Re: Row level security

Andrew Okhmat <andy@xxxxxxxxxxxxx> · Thu, 27 Jun 2024 12:45:04 +0200



    Hello Jim,
    

    Your approach of using table
      inheritance in PostgreSQL for implementing row-level security
      (RLS) has some interesting aspects, but there are potential
      pitfalls and alternatives that you should consider. Below, I'll
      outline some key points to 

      
      Table Inheritance and Performance Concerns

      
      * RLS and Inheritance -  In PostgreSQL, RLS policies are applied
      per table. If you use inheritance, RLS policies defined on the
      parent table won’t automatically apply to the child tables. You’ll
      have to set up RLS policies on each child table separately.

      
      * Growing Base Table  - The base table, getting a new row for
      every row inserted in the child tables, will grow really fast.
      Managing a table with hundreds of millions of rows per year could
      become a serious performance problem.

      
      * Partitioning - Partitioning can help manage big tables by
      breaking them into smaller parts. But if your base table becomes a
      bottleneck, partitioning the child tables alone might not solve
      the problem.

      
      Alternative Approach: Use Partitioned Tables Directly with RLS

      
      Given your needs, here's a different approach that leverages
      PostgreSQL's partitioning and indexing features along with RLS:

      
      * Directly Partitioned Tables - Instead of inheritance, create
      partitioned tables directly for each type of data. Partition these
      tables based on a logical key (like time, site ID, or customer ID)
      so each partition stays manageable:

      Example:

           CREATE TABLE data (

                 id SERIAL PRIMARY KEY,

                 site_id INT,

                 customer_id INT,

                 division_id INT,

                 department_id INT,

                 data_payload JSONB,

                 created_at TIMESTAMPTZ

             ) PARTITION BY RANGE (created_at);

      
      * RLS Policies on Partitions - Set up RLS policies on each
      partition. Since partitions are smaller, RLS policy checks should
      be more efficient.

      Example:

           CREATE POLICY rls_policy ON data

             USING (site_id =
        current_setting('app.current_site_id')::INT);

             ENABLE ROW LEVEL SECURITY;

      
      * Session Variables - Using PostgreSQL session variables to store
      user-specific info (like app.current_site_id) is
      convenient, but has potential security risks. If a client can set
      these variables, they could manipulate them to gain unauthorized
      access. To mitigate this, ensure that only trusted parts of your
      application can set these variables. Consider using server-side
      functions or application logic to securely set these variables
      based on the authenticated user's information.

      Example:

           SET app.current_site_id = '123';

      
      * Indexing  - Make sure you index columns used in RLS policies and
      queries, like site_id and customer_id.

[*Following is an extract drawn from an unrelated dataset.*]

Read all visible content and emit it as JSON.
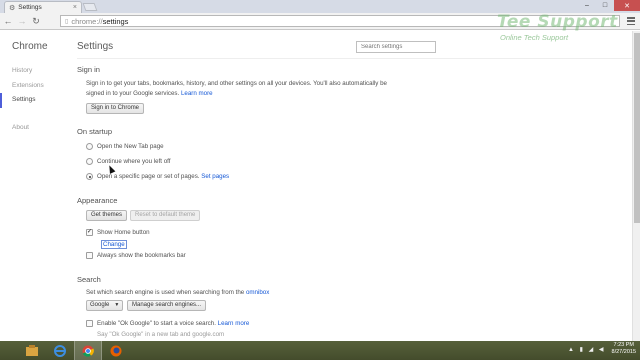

           CREATE INDEX idx_site_id ON data
        (site_id);

             CREATE INDEX idx_customer_id ON data (customer_id);

             CREATE INDEX idx_site_customer ON data (site_id,
        customer_id);

             CREATE INDEX idx_created_at ON data (created_at);

      
      * Using Stored Procedures - using stored procedures can centralize
      security logic, but it can also add complexity. Here's a brief
      look:

      
      Advantages:

         - Centralized security logic.

         - Additional layer of security as logic is hidden from
      end-users.

         - Can include data validation and business logic.

      
      2Disadvantages:

         - Increased complexity in development and maintenance.

         - Potential performance overhead for complex procedures.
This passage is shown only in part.